How Frank Ocean’s Changing the Way Hip-Hop Sees Sexuality


Andrew Younker

“My guy pretty like a girl.”

The opening line to R&B/hip-hop artist Frank Ocean’s latest song, “Chanel,” is one for the ages. Why? Because Frank’s unabashed and honest view of sexuality is becoming one of his best weapons in a genre historically plagued by rampant homophobia. The entire song centers around duality, and what’s more dichotomous than a phrase that compares a man’s beauty to the intrinsic and inherent beauty of women? It’s not only right on the nose, it’s a perfect example of Frank inadvertently making the hip-hop community accept fluid sexuality.

Hip-hop is hard to look back on sometimes. It’s ugly in its misunderstood nature, while still being beautiful in its roots and sincere in every way. There’s no denying that rap has treated homosexuality with harrowing realism and disdain. Genre-defining artists like Eminem and DMX have tracks that are almost entirely devoted to distancing themselves from anything ‘queer.’ Whether it was an “us versus them” mentality or something as simple as misguided hate, hip-hop was not a safe haven for LGBTQ+ music or artists. Even today, with the recent Migos controversy and Quavo’s already notorious quote about making a song with Frank, exempting him from all claims of homophobia, the hypermasculinity reigns supreme— although nowadays, the problem seems to lie more within inadequate education rather than hate.

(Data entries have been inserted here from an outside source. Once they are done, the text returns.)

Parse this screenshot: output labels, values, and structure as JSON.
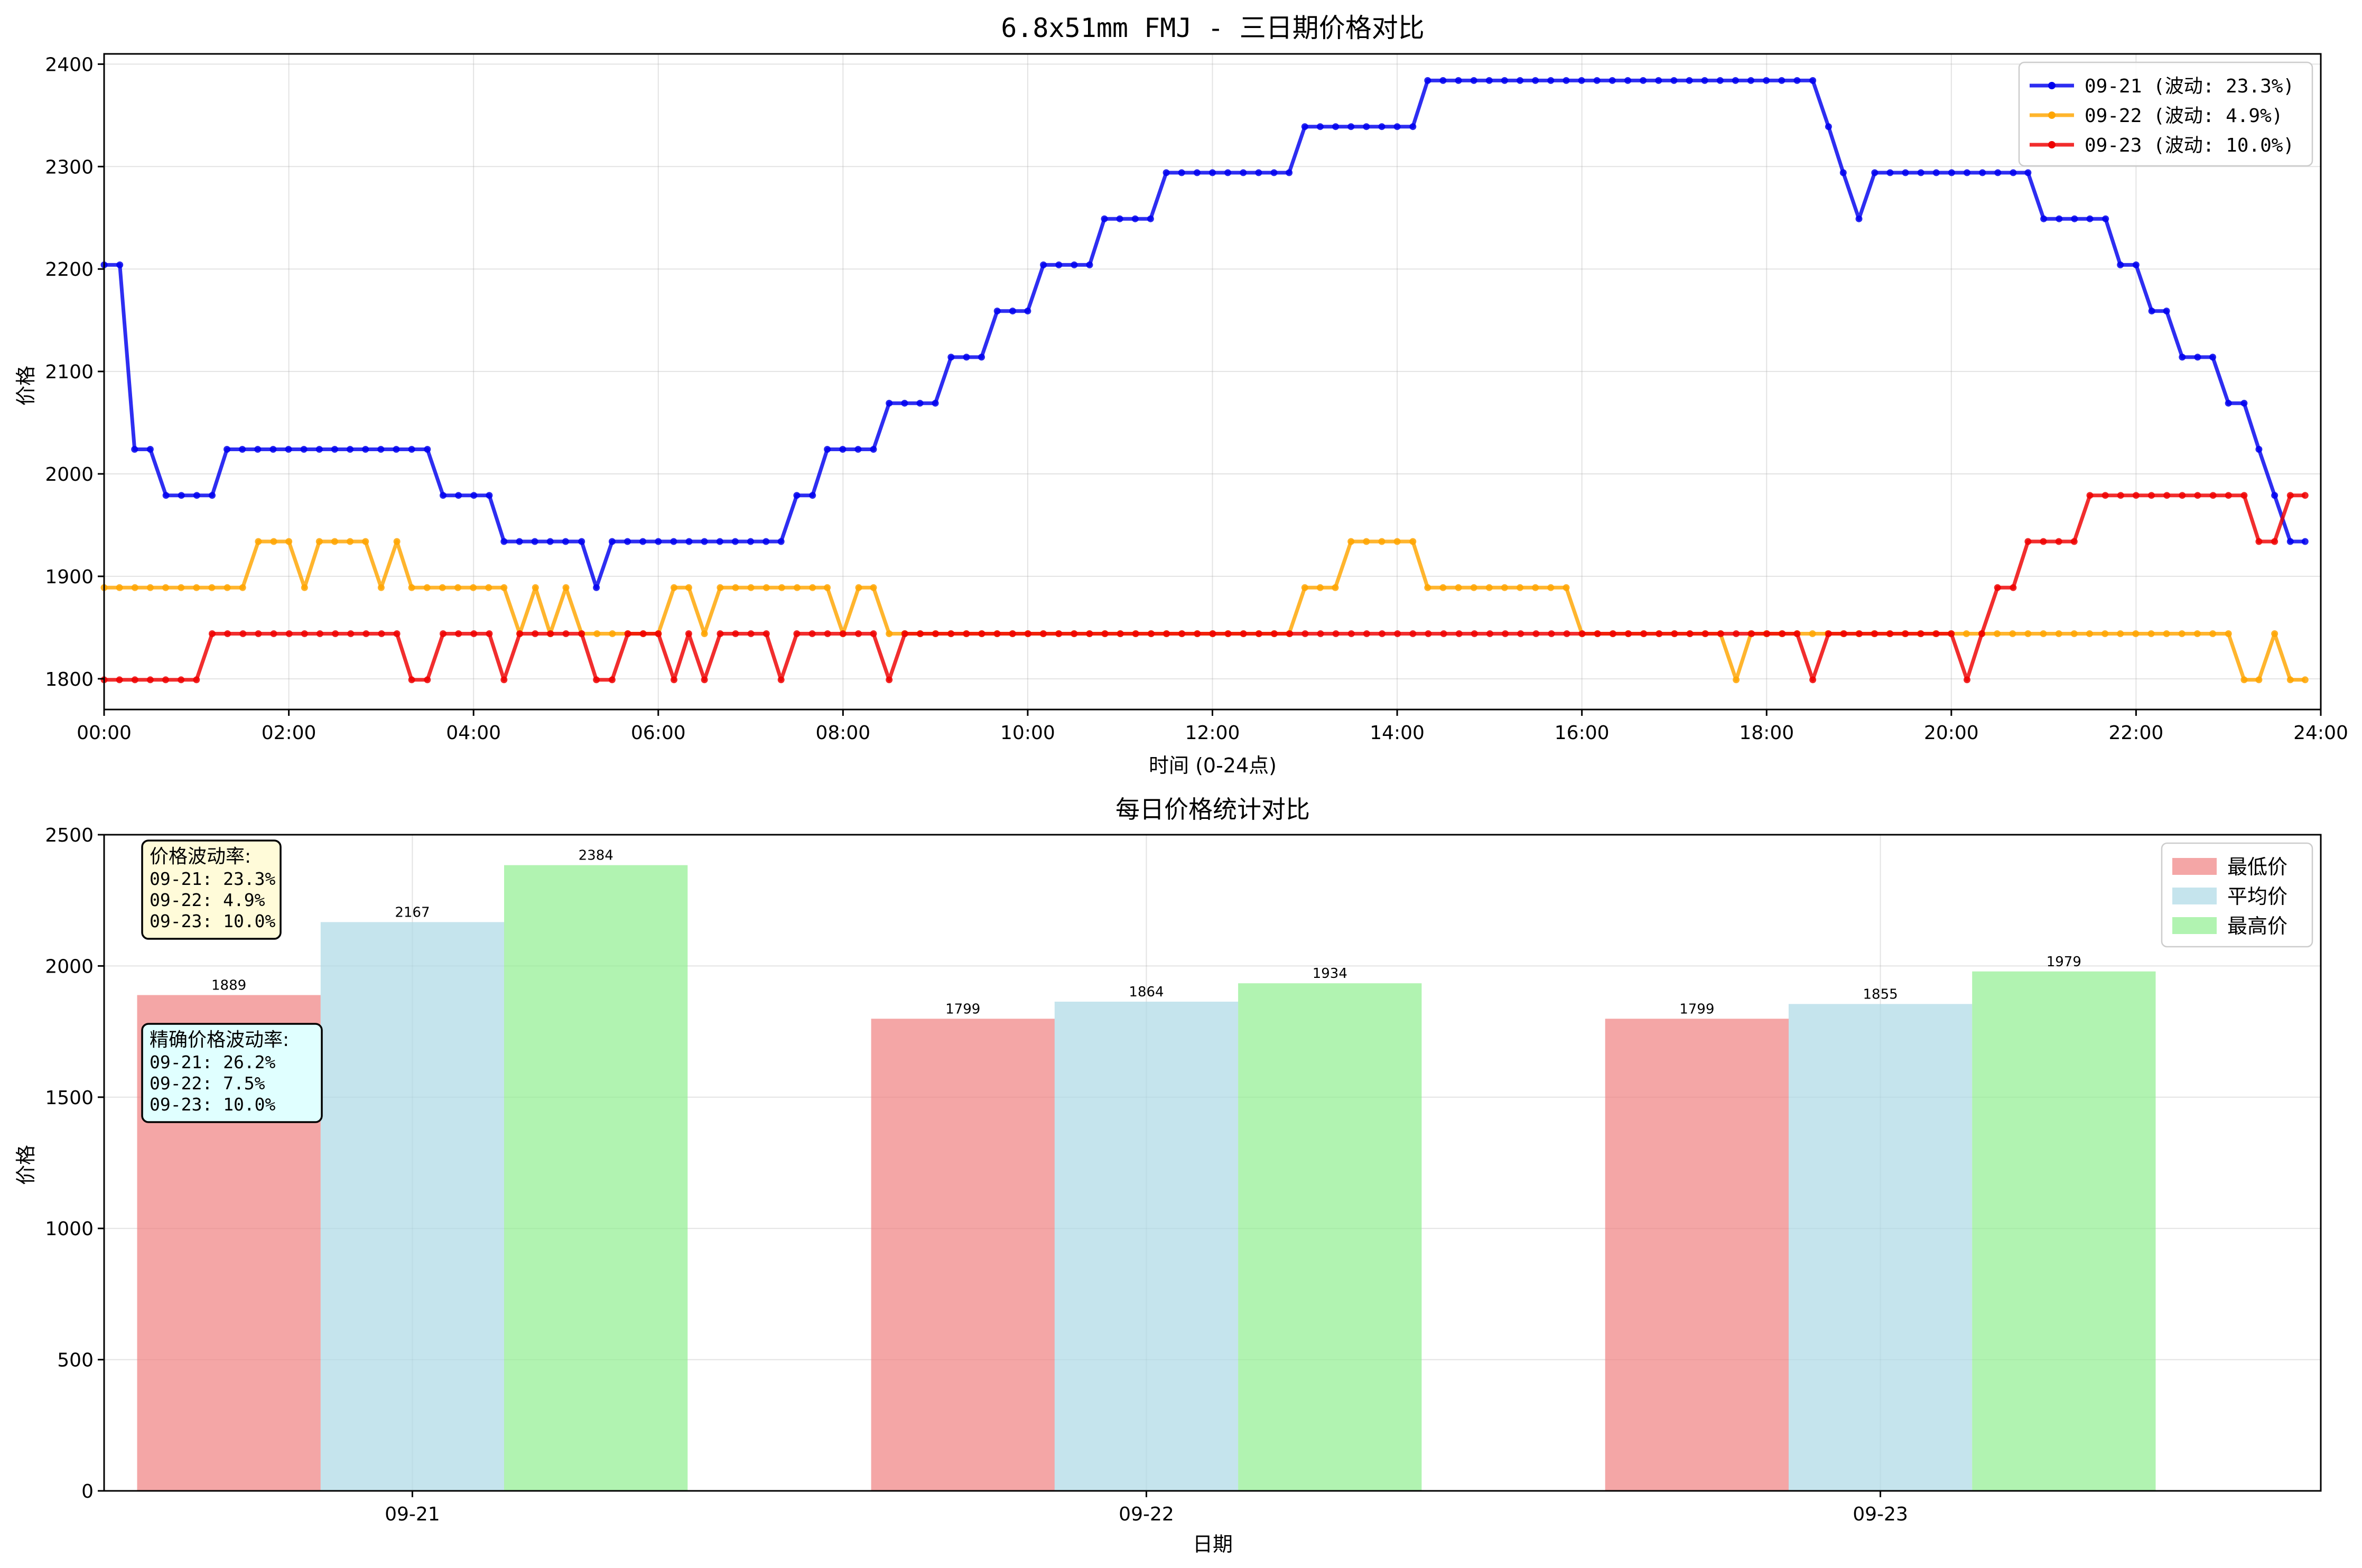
{
  "chart_data": [
    {
      "type": "line",
      "title": "6.8x51mm FMJ - 三日期价格对比",
      "xlabel": "时间 (0-24点)",
      "ylabel": "价格",
      "xlim": [
        0,
        24
      ],
      "ylim": [
        1770,
        2410
      ],
      "x_ticks": [
        "00:00",
        "02:00",
        "04:00",
        "06:00",
        "08:00",
        "10:00",
        "12:00",
        "14:00",
        "16:00",
        "18:00",
        "20:00",
        "22:00",
        "24:00"
      ],
      "y_ticks": [
        1800,
        1900,
        2000,
        2100,
        2200,
        2300,
        2400
      ],
      "grid": true,
      "legend_position": "top-right",
      "series": [
        {
          "name": "09-21 (波动: 23.3%)",
          "color": "#0000ee",
          "segments": [
            [
              0,
              2204
            ],
            [
              0.17,
              2204
            ],
            [
              0.33,
              2024
            ],
            [
              0.5,
              2024
            ],
            [
              0.67,
              1979
            ],
            [
              1.17,
              1979
            ],
            [
              1.33,
              2024
            ],
            [
              3.5,
              2024
            ],
            [
              3.67,
              1979
            ],
            [
              4.17,
              1979
            ],
            [
              4.33,
              1934
            ],
            [
              5.17,
              1934
            ],
            [
              5.33,
              1889
            ],
            [
              5.5,
              1934
            ],
            [
              7.33,
              1934
            ],
            [
              7.5,
              1979
            ],
            [
              7.67,
              1979
            ],
            [
              7.83,
              2024
            ],
            [
              8.33,
              2024
            ],
            [
              8.5,
              2069
            ],
            [
              9.0,
              2069
            ],
            [
              9.17,
              2114
            ],
            [
              9.5,
              2114
            ],
            [
              9.67,
              2159
            ],
            [
              10.0,
              2159
            ],
            [
              10.17,
              2204
            ],
            [
              10.67,
              2204
            ],
            [
              10.83,
              2249
            ],
            [
              11.33,
              2249
            ],
            [
              11.5,
              2294
            ],
            [
              12.83,
              2294
            ],
            [
              13.0,
              2339
            ],
            [
              14.17,
              2339
            ],
            [
              14.33,
              2384
            ],
            [
              18.5,
              2384
            ],
            [
              18.67,
              2339
            ],
            [
              18.83,
              2294
            ],
            [
              19.0,
              2249
            ],
            [
              19.17,
              2294
            ],
            [
              20.83,
              2294
            ],
            [
              21.0,
              2249
            ],
            [
              21.67,
              2249
            ],
            [
              21.83,
              2204
            ],
            [
              22.0,
              2204
            ],
            [
              22.17,
              2159
            ],
            [
              22.33,
              2159
            ],
            [
              22.5,
              2114
            ],
            [
              22.83,
              2114
            ],
            [
              23.0,
              2069
            ],
            [
              23.17,
              2069
            ],
            [
              23.33,
              2024
            ],
            [
              23.5,
              1979
            ],
            [
              23.67,
              1934
            ],
            [
              23.83,
              1934
            ]
          ]
        },
        {
          "name": "09-22 (波动: 4.9%)",
          "color": "#ffa500",
          "segments": [
            [
              0,
              1889
            ],
            [
              1.5,
              1889
            ],
            [
              1.67,
              1934
            ],
            [
              2.0,
              1934
            ],
            [
              2.17,
              1889
            ],
            [
              2.33,
              1934
            ],
            [
              2.83,
              1934
            ],
            [
              3.0,
              1889
            ],
            [
              3.17,
              1934
            ],
            [
              3.33,
              1889
            ],
            [
              4.33,
              1889
            ],
            [
              4.5,
              1844
            ],
            [
              4.67,
              1889
            ],
            [
              4.83,
              1844
            ],
            [
              5.0,
              1889
            ],
            [
              5.17,
              1844
            ],
            [
              6.0,
              1844
            ],
            [
              6.17,
              1889
            ],
            [
              6.33,
              1889
            ],
            [
              6.5,
              1844
            ],
            [
              6.67,
              1889
            ],
            [
              7.83,
              1889
            ],
            [
              8.0,
              1844
            ],
            [
              8.17,
              1889
            ],
            [
              8.33,
              1889
            ],
            [
              8.5,
              1844
            ],
            [
              12.83,
              1844
            ],
            [
              13.0,
              1889
            ],
            [
              13.33,
              1889
            ],
            [
              13.5,
              1934
            ],
            [
              14.17,
              1934
            ],
            [
              14.33,
              1889
            ],
            [
              15.83,
              1889
            ],
            [
              16.0,
              1844
            ],
            [
              17.5,
              1844
            ],
            [
              17.67,
              1799
            ],
            [
              17.83,
              1844
            ],
            [
              23.0,
              1844
            ],
            [
              23.17,
              1799
            ],
            [
              23.33,
              1799
            ],
            [
              23.5,
              1844
            ],
            [
              23.67,
              1799
            ],
            [
              23.83,
              1799
            ]
          ]
        },
        {
          "name": "09-23 (波动: 10.0%)",
          "color": "#ee0000",
          "segments": [
            [
              0,
              1799
            ],
            [
              1.0,
              1799
            ],
            [
              1.17,
              1844
            ],
            [
              3.17,
              1844
            ],
            [
              3.33,
              1799
            ],
            [
              3.5,
              1799
            ],
            [
              3.67,
              1844
            ],
            [
              4.17,
              1844
            ],
            [
              4.33,
              1799
            ],
            [
              4.5,
              1844
            ],
            [
              5.17,
              1844
            ],
            [
              5.33,
              1799
            ],
            [
              5.5,
              1799
            ],
            [
              5.67,
              1844
            ],
            [
              6.0,
              1844
            ],
            [
              6.17,
              1799
            ],
            [
              6.33,
              1844
            ],
            [
              6.5,
              1799
            ],
            [
              6.67,
              1844
            ],
            [
              7.17,
              1844
            ],
            [
              7.33,
              1799
            ],
            [
              7.5,
              1844
            ],
            [
              8.33,
              1844
            ],
            [
              8.5,
              1799
            ],
            [
              8.67,
              1844
            ],
            [
              18.33,
              1844
            ],
            [
              18.5,
              1799
            ],
            [
              18.67,
              1844
            ],
            [
              20.0,
              1844
            ],
            [
              20.17,
              1799
            ],
            [
              20.33,
              1844
            ],
            [
              20.5,
              1889
            ],
            [
              20.67,
              1889
            ],
            [
              20.83,
              1934
            ],
            [
              21.33,
              1934
            ],
            [
              21.5,
              1979
            ],
            [
              23.17,
              1979
            ],
            [
              23.33,
              1934
            ],
            [
              23.5,
              1934
            ],
            [
              23.67,
              1979
            ],
            [
              23.83,
              1979
            ]
          ]
        }
      ]
    },
    {
      "type": "bar",
      "title": "每日价格统计对比",
      "xlabel": "日期",
      "ylabel": "价格",
      "ylim": [
        0,
        2500
      ],
      "y_ticks": [
        0,
        500,
        1000,
        1500,
        2000,
        2500
      ],
      "grid": true,
      "legend_position": "top-right",
      "categories": [
        "09-21",
        "09-22",
        "09-23"
      ],
      "series": [
        {
          "name": "最低价",
          "color": "#f08080",
          "values": [
            1889,
            1799,
            1799
          ]
        },
        {
          "name": "平均价",
          "color": "#add8e6",
          "values": [
            2167,
            1864,
            1855
          ]
        },
        {
          "name": "最高价",
          "color": "#90ee90",
          "values": [
            2384,
            1934,
            1979
          ]
        }
      ],
      "annotations": [
        {
          "title": "价格波动率:",
          "lines": [
            "09-21: 23.3%",
            "09-22: 4.9%",
            "09-23: 10.0%"
          ],
          "bg": "#fffbd9"
        },
        {
          "title": "精确价格波动率:",
          "lines": [
            "09-21: 26.2%",
            "09-22: 7.5%",
            "09-23: 10.0%"
          ],
          "bg": "#e0ffff"
        }
      ]
    }
  ]
}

Frank’s 2016 album Blonde gained the trust of his fans and earned the praise of his critics while exposing his self-described ‘dynamic’ sexuality to all listeners. The album wasn’t gay, it wasn’t bisexual, and it definitely wasn’t straight. On “Siegfried,” Frank distances himself from the ‘traditional’ straight lifestyle. On “Good Guy,” he sings about being taken on a date to a gay bar. But on the same album, “Nikes,” titled after shoes generally adored by the hypermasculine hip-hop community, name-drops an NBA player and features a music video with…quite a few cars. There seems to be a lack of interest from Frank to label himself as anything, mostly because the real beauty lies in the way he loves, not who he loves. That’s why Blonde wasn’t held back or pigeonholed as a ‘gay album.’ It’s an album made by a man who has been in love with other men before, and it’s stunning.

Point being, Frank Ocean isn’t trying to be a spokesperson for queer hip-hop. He’s making an honest work that is too critical, too touching, too beautiful for the hip-hop community to ignore. And if they accept his work, they have to accept all that comes with it. The uncertainty and longing, the desire and lust, all free from the archaic bounds of categorized sexuality. This isn’t to say that Frank Ocean has single-handedly ended all discrimination against the LGBTQ+ community with a nice voice, a pretty face, and superstar appeal. Rather, he has given the straight world something to chew on. His music has the incredible ability to connect the most unlikely groups of people, fostering acceptance and commiseration between those who feel touched by his work and those who feel molded by it. Frank Ocean is a voice for the misunderstood by the world’s antiquated lens on sexuality, and he deserves every bit of praise he gets.